The psalm is Psalm 65:(1-8) 9-13. The psalmist, David, knows that “praise is due to God” for the “goodness” we receive in His “house,” His “temple.” This is good news, the Word of “righteousness” and “salvation” and “hope” for “all the ends of the earth.” It is pictured as a bountiful harvest, when the Lord has provided abundant “water” and good “earth” and “enriched” it and “blessed its growth.” The Lord “crowns the year with His bounty, and the creation “shouts and sings together for joy.”
The Old Testament lesson is from Isaiah 55:9-13. God inspired Isaiah to use images from the natural world, as David did in the psalm. The “heavens” are high above the “earth.” God’s “ways and thoughts”. are high above our own, too. As the rain and snow come down to water the earth and help cause things to grow, so God’s Word is sent down from His mouth and accomplishes what He wishes. “It will not return empty and void.” The creation sings and claps its hands in praise of the “name of the Lord” and the “everlasting sign” of His providing care.
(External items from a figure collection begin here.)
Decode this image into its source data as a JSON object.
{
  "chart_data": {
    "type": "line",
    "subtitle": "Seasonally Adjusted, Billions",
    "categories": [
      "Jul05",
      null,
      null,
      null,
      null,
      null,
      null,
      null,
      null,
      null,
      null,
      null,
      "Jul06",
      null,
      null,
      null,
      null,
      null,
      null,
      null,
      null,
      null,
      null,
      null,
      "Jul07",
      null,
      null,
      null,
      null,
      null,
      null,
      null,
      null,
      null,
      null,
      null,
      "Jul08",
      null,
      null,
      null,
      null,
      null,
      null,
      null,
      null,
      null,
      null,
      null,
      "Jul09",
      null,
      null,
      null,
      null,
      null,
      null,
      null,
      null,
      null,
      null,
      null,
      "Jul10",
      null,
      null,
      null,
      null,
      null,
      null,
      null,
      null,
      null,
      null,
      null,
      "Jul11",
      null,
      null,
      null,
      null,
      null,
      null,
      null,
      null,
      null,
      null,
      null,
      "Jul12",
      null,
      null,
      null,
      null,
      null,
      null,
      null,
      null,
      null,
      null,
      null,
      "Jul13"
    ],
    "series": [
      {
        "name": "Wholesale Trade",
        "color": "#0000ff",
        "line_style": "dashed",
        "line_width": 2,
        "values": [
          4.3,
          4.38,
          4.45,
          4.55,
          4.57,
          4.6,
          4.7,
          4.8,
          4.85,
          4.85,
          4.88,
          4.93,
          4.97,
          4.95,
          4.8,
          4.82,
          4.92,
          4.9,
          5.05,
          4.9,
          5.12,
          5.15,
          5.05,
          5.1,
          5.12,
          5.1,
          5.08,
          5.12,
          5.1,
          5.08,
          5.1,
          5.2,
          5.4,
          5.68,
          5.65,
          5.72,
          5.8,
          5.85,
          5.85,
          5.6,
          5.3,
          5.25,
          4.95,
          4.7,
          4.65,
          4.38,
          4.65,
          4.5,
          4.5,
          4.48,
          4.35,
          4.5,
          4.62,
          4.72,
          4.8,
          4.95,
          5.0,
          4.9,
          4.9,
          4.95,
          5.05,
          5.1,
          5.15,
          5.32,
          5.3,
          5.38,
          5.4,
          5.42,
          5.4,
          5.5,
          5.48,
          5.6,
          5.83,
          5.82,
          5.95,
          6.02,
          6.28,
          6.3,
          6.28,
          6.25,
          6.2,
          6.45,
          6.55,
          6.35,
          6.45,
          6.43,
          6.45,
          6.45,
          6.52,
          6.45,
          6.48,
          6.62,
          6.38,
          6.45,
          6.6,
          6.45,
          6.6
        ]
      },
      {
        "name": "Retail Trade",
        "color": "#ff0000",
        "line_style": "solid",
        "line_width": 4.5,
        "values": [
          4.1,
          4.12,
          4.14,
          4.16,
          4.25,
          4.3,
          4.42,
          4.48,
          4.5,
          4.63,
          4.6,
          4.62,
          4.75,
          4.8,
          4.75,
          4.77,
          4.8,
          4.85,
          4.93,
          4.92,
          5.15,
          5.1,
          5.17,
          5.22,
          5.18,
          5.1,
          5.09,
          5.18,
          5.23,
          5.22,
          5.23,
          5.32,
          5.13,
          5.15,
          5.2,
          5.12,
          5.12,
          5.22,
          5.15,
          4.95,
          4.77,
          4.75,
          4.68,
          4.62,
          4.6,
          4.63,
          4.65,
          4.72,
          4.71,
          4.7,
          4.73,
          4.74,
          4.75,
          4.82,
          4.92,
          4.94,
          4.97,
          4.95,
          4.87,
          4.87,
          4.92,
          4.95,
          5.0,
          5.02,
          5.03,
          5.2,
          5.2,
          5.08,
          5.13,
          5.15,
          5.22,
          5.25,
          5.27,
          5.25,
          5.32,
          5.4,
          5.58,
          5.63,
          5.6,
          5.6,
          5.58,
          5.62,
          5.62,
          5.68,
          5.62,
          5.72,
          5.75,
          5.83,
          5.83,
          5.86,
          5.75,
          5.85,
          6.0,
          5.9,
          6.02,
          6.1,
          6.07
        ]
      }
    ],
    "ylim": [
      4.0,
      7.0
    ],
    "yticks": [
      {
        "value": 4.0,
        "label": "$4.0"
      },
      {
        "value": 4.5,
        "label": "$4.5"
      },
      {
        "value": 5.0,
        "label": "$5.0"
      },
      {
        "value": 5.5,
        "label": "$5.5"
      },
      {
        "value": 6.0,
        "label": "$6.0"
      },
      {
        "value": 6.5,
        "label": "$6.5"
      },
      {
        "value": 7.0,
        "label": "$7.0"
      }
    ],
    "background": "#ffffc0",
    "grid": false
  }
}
In the Gospel lesson, Matthew 13:1-9, 18-23, Jesus Himself tells a parable of seed being sown and then explains it to His disciples. The seed sown is the Word of God’s kingdom. Some hear it but don’t understand, and “the evil one” snatches it away. Others hear and “receive the Word with joy,” but only for a time, and then “fall away” when trouble and persecution come on account of that Word. Still others hear the Word, but “the cares of the world” and the “deceitfulness of riches” act like thorns that choke out the Word. Some people do hear and understand the Word and bear much fruit of various amounts, though, by the grace of God, as He promises. The problem is not with the seed, the Word of God, but with the soil, Satan’s work and a sin-filled world with many temptations to resist the Word and people’s trouble with hearing and understanding the Word. Jesus says, “He who has ears to hear, let him hear.” How is our hearing of the Word and the hope we have only in Jesus?
The Epistle lesson is from Romans 8:12-17. Paul emphasizes, in this reading and throughout Romans 8, the importance of the Holy Spirit in bringing us to faith in Christ and keeping us in that faith. The Spirit works through the Word of God (and the gift of baptism) to do this. He gives us “life” in Christ and make us “adopted children of God” and “heirs of eternal life.” We can cry out to our Heavenly Father, “Abba, Father,” as His beloved children. We still face times of “suffering” for our faith and temptations from the devil, the sinful world, and our own “sinful flesh; but the Spirit who dwells in us,” (Romans 8:11), along with Christ, will strengthen and protect us through the Word and the Sacraments, Baptism and Communion, connected with that Word.